KBWS-FM
- Sisseton, South Dakota; United States;
- Frequency: 102.9 MHz
- Branding: Superstar Country B103

Programming
- Format: Country

Ownership
- Owner: Prairie Winds Broadcasting, Inc.
- Sister stations: KDIO, KMSD, KPHR, KJKQ

History
- First air date: December 15, 1983

Technical information
- Licensing authority: FCC
- Facility ID: 36355
- Class: C1
- ERP: 100,000 watts
- HAAT: 140 meters (460 feet)
- Transmitter coordinates: 45°36′52″N 97°24′51″W﻿ / ﻿45.61444°N 97.41417°W

Links
- Public license information: Public file; LMS;
- Webcast: Listen Live
- Website: Official Website

= KBWS-FM =

KBWS-FM (102.9 FM, "Superstar Country B103") is a radio station licensed to serve Sisseton, South Dakota.
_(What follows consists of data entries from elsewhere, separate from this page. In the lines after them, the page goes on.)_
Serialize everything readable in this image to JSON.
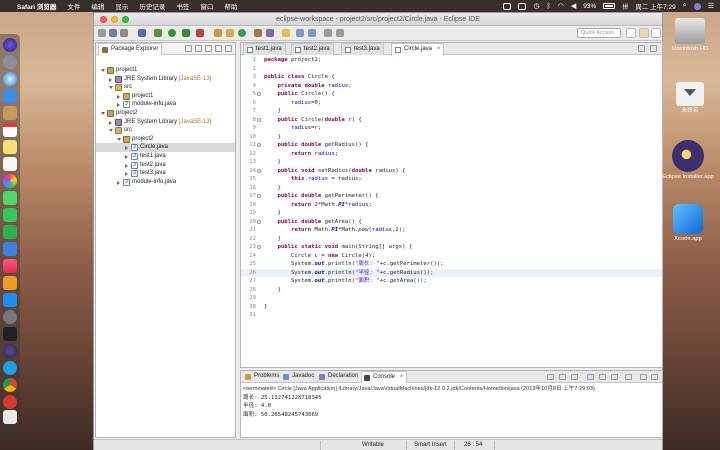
{
  "menubar": {
    "app": "Safari 浏览器",
    "items": [
      "文件",
      "编辑",
      "显示",
      "历史记录",
      "书签",
      "窗口",
      "帮助"
    ],
    "battery": "93%",
    "clock": "周二 上午7:29"
  },
  "window": {
    "title": "eclipse-workspace - project2/src/project2/Circle.java - Eclipse IDE",
    "quick_access": "Quick Access"
  },
  "package_explorer": {
    "title": "Package Explorer",
    "tree": [
      {
        "label": "project1",
        "dec": ""
      },
      {
        "label": "JRE System Library",
        "dec": "[JavaSE-13]"
      },
      {
        "label": "src",
        "dec": ""
      },
      {
        "label": "project1",
        "dec": ""
      },
      {
        "label": "module-info.java",
        "dec": ""
      },
      {
        "label": "project2",
        "dec": ""
      },
      {
        "label": "JRE System Library",
        "dec": "[JavaSE-13]"
      },
      {
        "label": "src",
        "dec": ""
      },
      {
        "label": "project2",
        "dec": ""
      },
      {
        "label": "Circle.java",
        "dec": ""
      },
      {
        "label": "test1.java",
        "dec": ""
      },
      {
        "label": "test2.java",
        "dec": ""
      },
      {
        "label": "test3.java",
        "dec": ""
      },
      {
        "label": "module-info.java",
        "dec": ""
      }
    ]
  },
  "editor": {
    "tabs": [
      "test1.java",
      "test2.java",
      "test3.java",
      "Circle.java"
    ],
    "active_tab": "Circle.java",
    "line_numbers": [
      "1",
      "2",
      "3",
      "4",
      "5",
      "6",
      "7",
      "8",
      "9",
      "10",
      "11",
      "12",
      "13",
      "14",
      "15",
      "16",
      "17",
      "18",
      "19",
      "20",
      "21",
      "22",
      "23",
      "24",
      "25",
      "26",
      "27",
      "28",
      "29",
      "30",
      "31"
    ]
  },
  "console": {
    "tabs": [
      "Problems",
      "Javadoc",
      "Declaration",
      "Console"
    ],
    "terminated": "<terminated> Circle [Java Application] /Library/Java/JavaVirtualMachines/jdk-12.0.2.jdk/Contents/Home/bin/java (2019年10月8日 上午7:29:03)",
    "output": [
      "周长: 25.132741228718345",
      "半径: 4.0",
      "面积: 50.26548245743669"
    ]
  },
  "status": {
    "writable": "Writable",
    "insert": "Smart Insert",
    "position": "26 : 54"
  },
  "desktop": {
    "items": [
      "Macintosh HD",
      "未命名",
      "Eclipse Installer.app",
      "Xcode.app"
    ]
  },
  "colors": {
    "keyword": "#7f0055",
    "field": "#0000c0",
    "string": "#2a00ff",
    "highlight_line": "#e8f2fe"
  }
}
The station is owned by Prairie Winds Broadcasting. It airs a country music format.

The station was assigned the KBWS-FM call letters by the Federal Communications Commission on December 15, 1983.

==Ownership==
In 2004 as part of a reorganization by the Ingstad family, Aberdeen Radio Ranch Inc. (Robert J. Ingstad, co-president) agreed to acquire KGIM, KGIM-FM, KNBZ, and KQKD from Robert E. Ingstad (Pheasant Country Broadcasting). The transaction price was not disclosed. KBWS-FM was retained by Pheasant Country Broadcasting with an agreement to be operated by Ingstad owned Big Stone Broadcasting.

In August 2007, Armada Media Corporation agreed to purchase the assets of radio stations KMSD-AM, KBWS-FM, KDIO-AM and KPHR-FM from Big Stone Broadcasting, Inc., and Pheasant Country Broadcasting, Inc for $2.9 million.

Effective August 30, 2019, Armada Media sold KBWS-FM, five sister stations, and a translator to Prairie Winds Broadcasting, Inc. for a total price of $1.5 million

==Programming and history==
KBWS-FM signed on the air in December, 1983. Its frequency was 102.9 and as it was prior to the advent of digital radios, it was branded as B103. The original format was a board based Adult Contemporary…encompassing everything from pop-country to lighter Top 40.

The studios and tower site were located in the small town of Eden, South Dakota. As a 100KW FM station, KBWS served Northeast South Dakota, West Central Minnesota, and Southeast North Dakota. It was originally owned by the publishers of the newspapers in Sisseton, Britton, and Webster, South Dakota. Mark Murray and Steve Collin’s were two of the original disk jockeys.

Due to owners Pheasant Country Broadcasting's launch of 100,000 watt KGIM-FM "Pheasant Country 103" in the Aberdeen, South Dakota market, KBWS-FM was rebranded Pheasant Country 103 and aired a simulcast of KGIM-FM's programming (excluding a local show from 6am-10am). This simulcast was ended in the fall of 2004 due to a reorganization by the Ingstad family. KBWS-FM now airs exclusively local programming derived from its Sisseton, South Dakota studio.

In the late 90s, KBWS-FM moved its studios from its Eden, South Dakota tower site to its current studio location on Veterans Avenue in Sisseton, South Dakota.